I had to chase this woman down and talk to her. Meeting fellow Americans is rare, meeting them in my neighborhood is unheard of. Waiting for the grocer to finish ringing me up I pictured this woman getting farther and farther away. How would I even know which direction to find her?
My thoughts were interrupted as the grocer said something in French. Caught off guard again, I looked at him puzzled and said, "pardon?" his response was a series of words strung together ending with "compote". Thank you high school French! I knew that one meant applesauce. I pulled it out of my bag and handed it back, there was an issue and he had to re-scan it. Again, and again, and again. Finally it worked and I was able to pay.
I ran out of the store so fast I didn't get a chance to close my wallet properly and dropped my receipt on the ground. The wind picked it up and I had to chase it down. I couldn't litter outside the entrance to the organic co-operative after all. Walking down the street I was lucky to see her stopped outside of another store. I sped up to try and catch her.
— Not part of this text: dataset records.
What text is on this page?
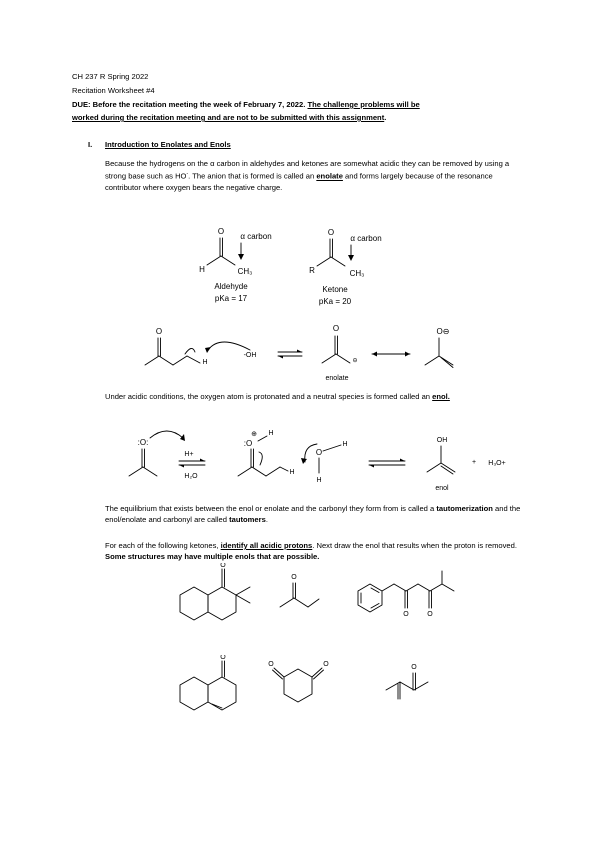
CH 237 R Spring 2022
Recitation Worksheet #4
DUE: Before the recitation meeting the week of February 7, 2022. The challenge problems will be
worked during the recitation meeting and are not to be submitted with this assignment.
I. Introduction to Enolates and Enols
Because the hydrogens on the α carbon in aldehydes and ketones are somewhat acidic they can be removed by using a strong base such as HO-. The anion that is formed is called an enolate and forms largely because of the resonance contributor where oxygen bears the negative charge.
O
α carbon
H	CH₃
Aldehyde
pKa = 17
O
α carbon
R	CH₃
Ketone
pKa = 20
O
H
-OH
O
⊖
enolate
O⊖
Under acidic conditions, the oxygen atom is protonated and a neutral species is formed called an enol.
:O:
H+
H₂O
⊕
:O
H
H
O
H
H
OH
enol
+ H₃O+
The equilibrium that exists between the enol or enolate and the carbonyl they form from is called a tautomerization and the enol/enolate and carbonyl are called tautomers.
For each of the following ketones, identify all acidic protons. Next draw the enol that results when the proton is removed. Some structures may have multiple enols that are possible.
O
O
O	O
O
O	O	O
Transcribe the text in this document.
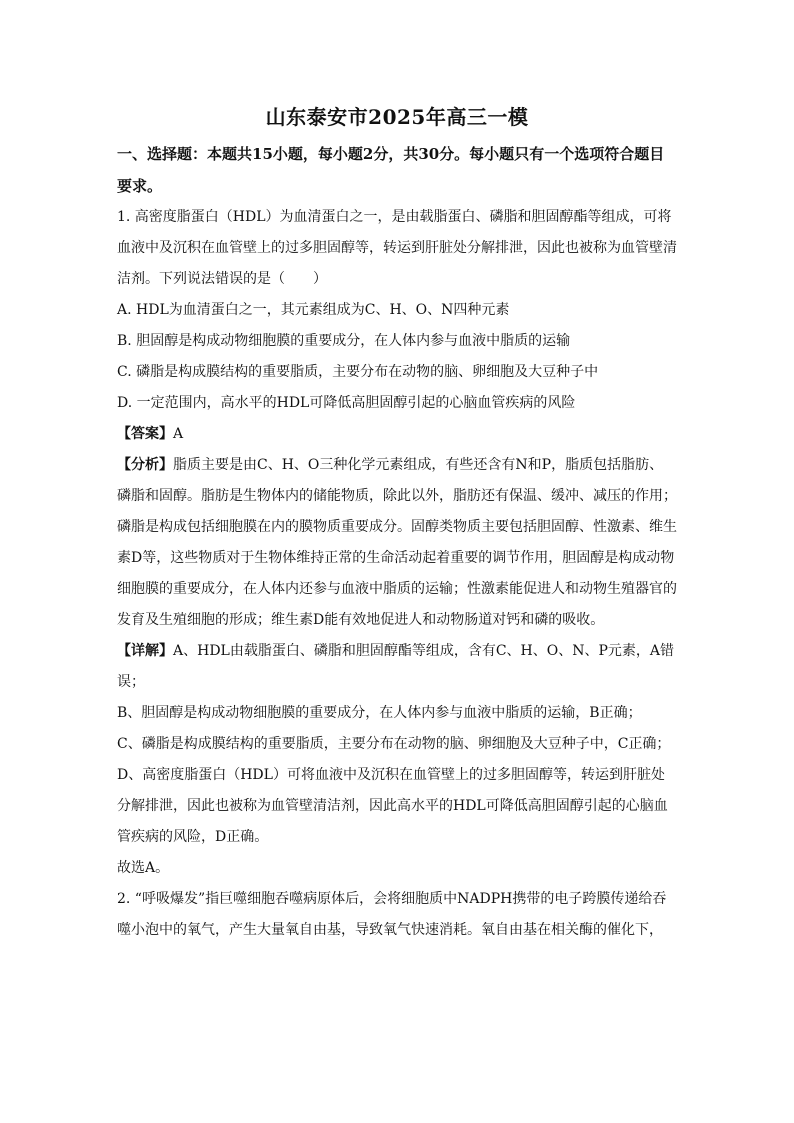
山东泰安市2025年高三一模

一、选择题：本题共15小题，每小题2分，共30分。每小题只有一个选项符合题目要求。

1. 高密度脂蛋白（HDL）为血清蛋白之一，是由载脂蛋白、磷脂和胆固醇酯等组成，可将血液中及沉积在血管壁上的过多胆固醇等，转运到肝脏处分解排泄，因此也被称为血管壁清洁剂。下列说法错误的是（　　）

A. HDL为血清蛋白之一，其元素组成为C、H、O、N四种元素

B. 胆固醇是构成动物细胞膜的重要成分，在人体内参与血液中脂质的运输

C. 磷脂是构成膜结构的重要脂质，主要分布在动物的脑、卵细胞及大豆种子中

D. 一定范围内，高水平的HDL可降低高胆固醇引起的心脑血管疾病的风险

【答案】A

【分析】脂质主要是由C、H、O三种化学元素组成，有些还含有N和P，脂质包括脂肪、磷脂和固醇。脂肪是生物体内的储能物质，除此以外，脂肪还有保温、缓冲、减压的作用；磷脂是构成包括细胞膜在内的膜物质重要成分。固醇类物质主要包括胆固醇、性激素、维生素D等，这些物质对于生物体维持正常的生命活动起着重要的调节作用，胆固醇是构成动物细胞膜的重要成分，在人体内还参与血液中脂质的运输；性激素能促进人和动物生殖器官的发育及生殖细胞的形成；维生素D能有效地促进人和动物肠道对钙和磷的吸收。

【详解】A、HDL由载脂蛋白、磷脂和胆固醇酯等组成，含有C、H、O、N、P元素，A错误；

B、胆固醇是构成动物细胞膜的重要成分，在人体内参与血液中脂质的运输，B正确；

C、磷脂是构成膜结构的重要脂质，主要分布在动物的脑、卵细胞及大豆种子中，C正确；

D、高密度脂蛋白（HDL）可将血液中及沉积在血管壁上的过多胆固醇等，转运到肝脏处分解排泄，因此也被称为血管壁清洁剂，因此高水平的HDL可降低高胆固醇引起的心脑血管疾病的风险，D正确。

故选A。

2. “呼吸爆发”指巨噬细胞吞噬病原体后，会将细胞质中NADPH携带的电子跨膜传递给吞噬小泡中的氧气，产生大量氧自由基，导致氧气快速消耗。氧自由基在相关酶的催化下，
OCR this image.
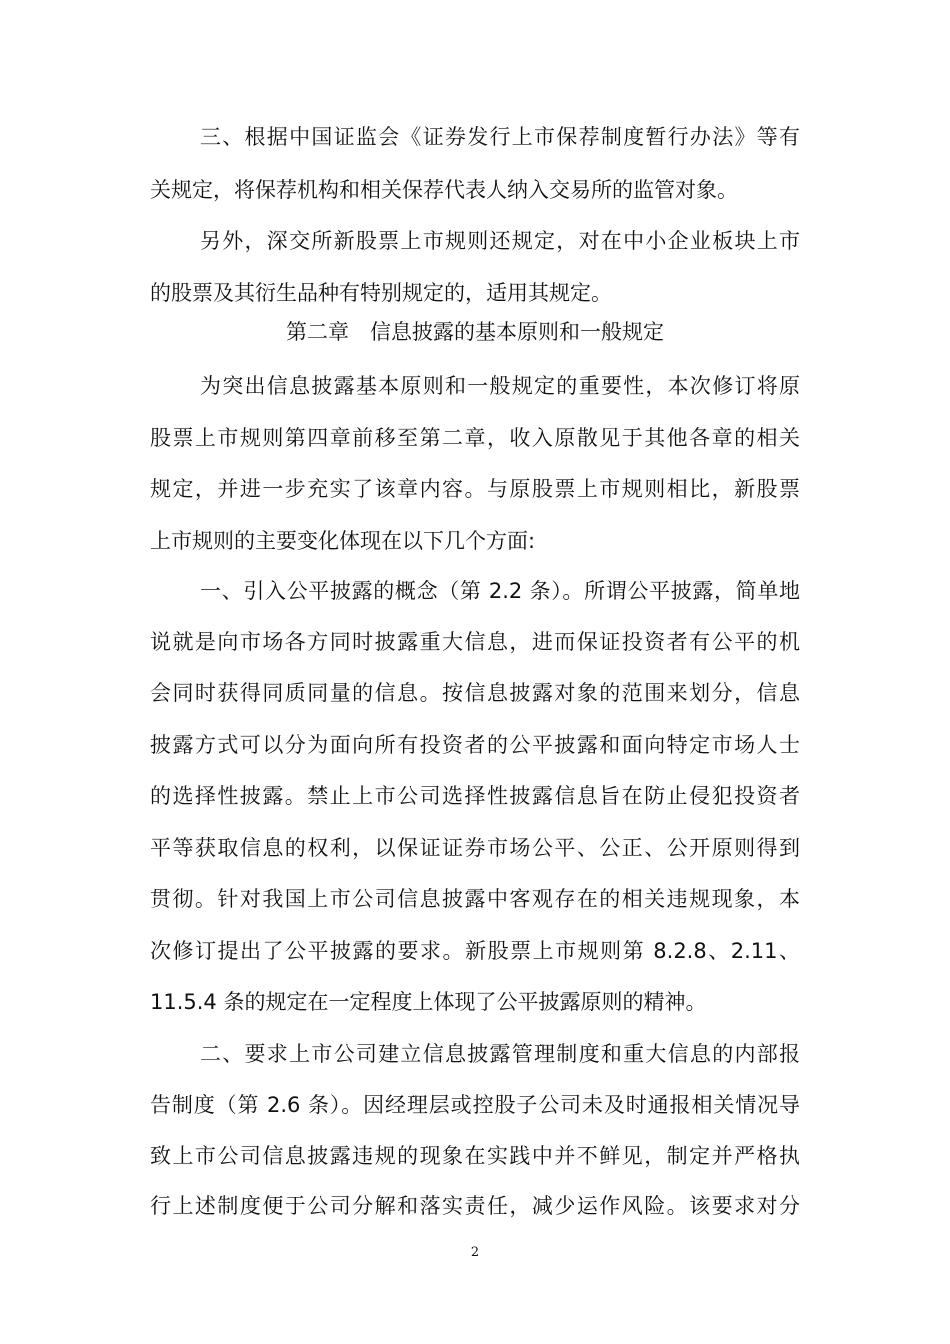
三、根据中国证监会《证券发行上市保荐制度暂行办法》等有
关规定，将保荐机构和相关保荐代表人纳入交易所的监管对象。
另外，深交所新股票上市规则还规定，对在中小企业板块上市
的股票及其衍生品种有特别规定的，适用其规定。
第二章　信息披露的基本原则和一般规定
为突出信息披露基本原则和一般规定的重要性，本次修订将原
股票上市规则第四章前移至第二章，收入原散见于其他各章的相关
规定，并进一步充实了该章内容。与原股票上市规则相比，新股票
上市规则的主要变化体现在以下几个方面:
一、引入公平披露的概念（第 2.2 条）。所谓公平披露，简单地
说就是向市场各方同时披露重大信息，进而保证投资者有公平的机
会同时获得同质同量的信息。按信息披露对象的范围来划分，信息
披露方式可以分为面向所有投资者的公平披露和面向特定市场人士
的选择性披露。禁止上市公司选择性披露信息旨在防止侵犯投资者
平等获取信息的权利，以保证证券市场公平、公正、公开原则得到
贯彻。针对我国上市公司信息披露中客观存在的相关违规现象，本
次修订提出了公平披露的要求。新股票上市规则第 8.2.8、2.11、
11.5.4 条的规定在一定程度上体现了公平披露原则的精神。
二、要求上市公司建立信息披露管理制度和重大信息的内部报
告制度（第 2.6 条）。因经理层或控股子公司未及时通报相关情况导
致上市公司信息披露违规的现象在实践中并不鲜见，制定并严格执
行上述制度便于公司分解和落实责任，减少运作风险。该要求对分
2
I tapped her on the shoulder," Pardon, Vous parlez Anglais?" Turns out she's from the mid-west! Also turns out she had asked me if her baby carriage was in my way. When I answered "Oui" she wondered if I had actually understood what she said, just as I had wondered what she had actually said. She is sweet as they come and I may even have a babysitting gig lined up!
That should to fill that void that has been growing deep inside and resolve crisis number three. I usually spend the walk home from the grocery store sweating over whatever traumatizing incident took place. This time I walked home with an American neighbor, her beautiful baby girl, and her email address, wondering what crisis number four could possibly bring.